Perhaps this root-race theory was what appealed to Rudolf Hess about Anthroposophy, for he became an Anthroposophist. As Ditfurth points out, "The root-race ideology of the Theosophists and the Anthroposophists melded seamlessly into the National Socialist idea of the purity of the 'Aryan race.'"30 Certainly Steiner's ideas on biodynamic farming influenced some National Socialists. Anthroposophical ideas are eminently usable by ecofascists today, and there is a strong right wing within the Anthroposophists that is closely connected with the ultra-right. Author Günther Bartsch is an Anthroposophist who is also a National Revolutionary of the Solidarist variety; the author of an adulatory 1989 biography of Otto Strasser, he attempts in his publications to synthesize ecological themes based on Steiner's ideas with Strasser's political ideas. 31 It should be noted that Anthroposophy is also well funded by huge multinational corporations like Siemens and Bertelsmann. 32
Among the ultra-right adherents of Anthroposophy today are officials of the World League for the Protection of Life (WSL), a small but influential and very wealthy environmental organization in the Federal Republic. The garden at its educational center is cultivated according to biodynamic methods, and visitors are served organic refreshments. Yet this organization was founded in 1958 by former members of the National Socialist party, and today it links protection of 'life' (that is, 'right-to-life') themes and the environment with racism and a revival of völkisch ideology. The 'life' it is most interested in protecting is of course German 'life'; thus the WSL is rabidly anti-abortion, believing that German women should be devoted to giving birth to 'Aryan' babies.

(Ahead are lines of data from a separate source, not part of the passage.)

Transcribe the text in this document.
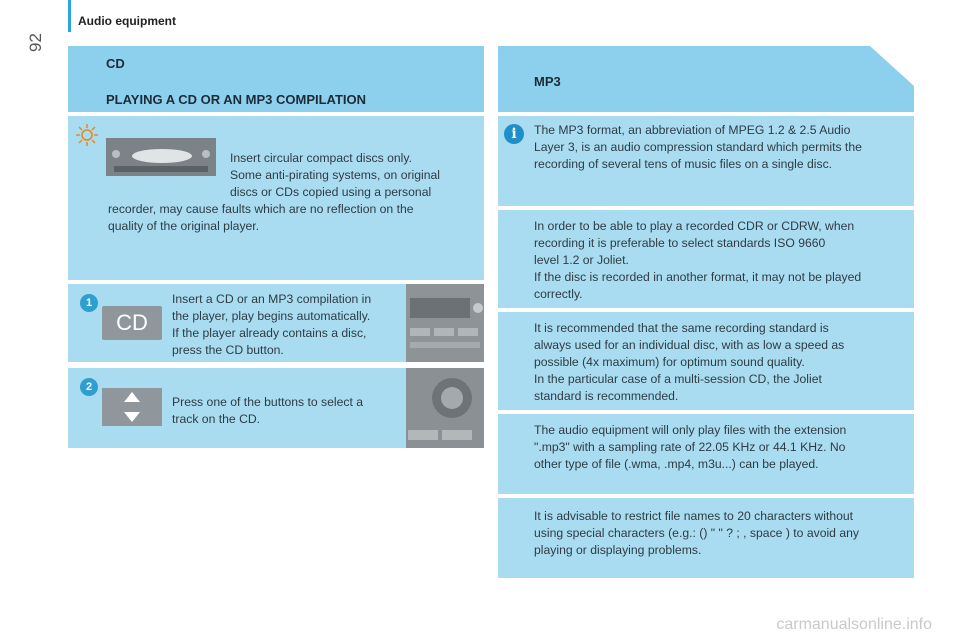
92
Audio equipment
CD
PLAYING A CD OR AN MP3 COMPILATION
Insert circular compact discs only.
Some anti-pirating systems, on original
discs or CDs copied using a personal
recorder, may cause faults which are no reflection on the
quality of the original player.
1
CD
Insert a CD or an MP3 compilation in
the player, play begins automatically.
If the player already contains a disc,
press the CD button.
2
Press one of the buttons to select a
track on the CD.
MP3
i	The MP3 format, an abbreviation of MPEG 1.2 & 2.5 Audio
Layer 3, is an audio compression standard which permits the
recording of several tens of music files on a single disc.
In order to be able to play a recorded CDR or CDRW, when
recording it is preferable to select standards ISO 9660
level 1.2 or Joliet.
If the disc is recorded in another format, it may not be played
correctly.
It is recommended that the same recording standard is
always used for an individual disc, with as low a speed as
possible (4x maximum) for optimum sound quality.
In the particular case of a multi-session CD, the Joliet
standard is recommended.
The audio equipment will only play files with the extension
".mp3" with a sampling rate of 22.05 KHz or 44.1 KHz. No
other type of file (.wma, .mp4, m3u...) can be played.
It is advisable to restrict file names to 20 characters without
using special characters (e.g.: () " " ? ; , space ) to avoid any
playing or displaying problems.
carmanualsonline.info
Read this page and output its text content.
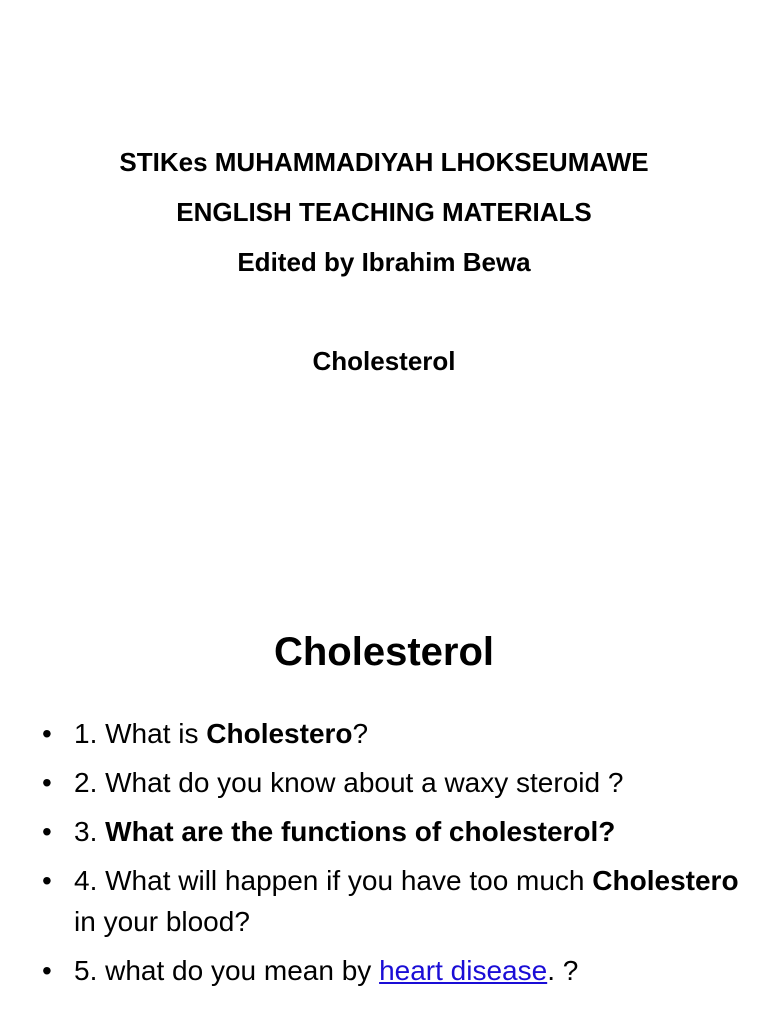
STIKes MUHAMMADIYAH LHOKSEUMAWE
ENGLISH TEACHING MATERIALS
Edited by Ibrahim Bewa
Cholesterol
Cholesterol
• 1. What is Cholestero?
• 2. What do you know about a waxy steroid ?
• 3. What are the functions of cholesterol?
• 4. What will happen if you have too much Cholestero in your blood?
• 5. what do you mean by heart disease. ?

The spiritual leader of the WSL and its key figure for most of its history has been Werner Georg Haverbeck. Born in 1909, Haverbeck became an active Nazi at an early age; it should be recalled that Nazism was largely a youth movement, so that members like Haverbeck are still alive. 33 Haverbeck joined the SA in 1928 and from 1929 to 1932 was a member of the Reich Administration for the National Socialist Student League (Reichsleitung der NSDAP-Studentenschaft) and a leader of the Reich Youth Leadership of the Hitler Youth (Reichjugendführung der Hitlerjugend). He served as a leading official of the Strength Through Joy organization, which controlled recreational activities under the Third Reich; in 1933 Rudolf Hess saw to it that Haverbeck's passport was stamped "This man is not to be arrested." He survived the Röhm purge to help organize the Nuremberg Party Congress and join Hess's staff. It was Hess who converted him to Anthroposophy. During the war he conducted radio propaganda in Denmark and worked in South America; by the end of the war he was an officer. 34
After the Allies rudely aborted Haverbeck's many efforts on behalf of the Third Reich, he contented himself for a time working as a pastor for the Anthroposophical Christian community. He founded an educational center called the Collegium Humanum in 1963, where today ecofascist, esoteric, völkisch, Anthroposophist, neopagan, and primitivist groups meet and hold workshops. He co-founded the WSL and served as its president from 1974 to 1982. In 1981, he was a signatory of the notorious Heidelberg Manifesto, a document drawn up by a group of professors to warn the German people of the dangers that immigration posed to them. Its first draft began:
With great concern we observe the subversion of the German people through the influx of many millions of foreigners and their families, the foreignization of our language, our culture, and our nationhood. . . . Already many Germans have become foreigners in their living districts and workplaces, and thus in their own Heimat.35
Routine as this language may sound now, when opposition to immigration in the Federal Republic is much more tolerated and neofascists pander to it relentlessly, the Manifesto had to be toned down at the time (1981) because of the public outcry it raised.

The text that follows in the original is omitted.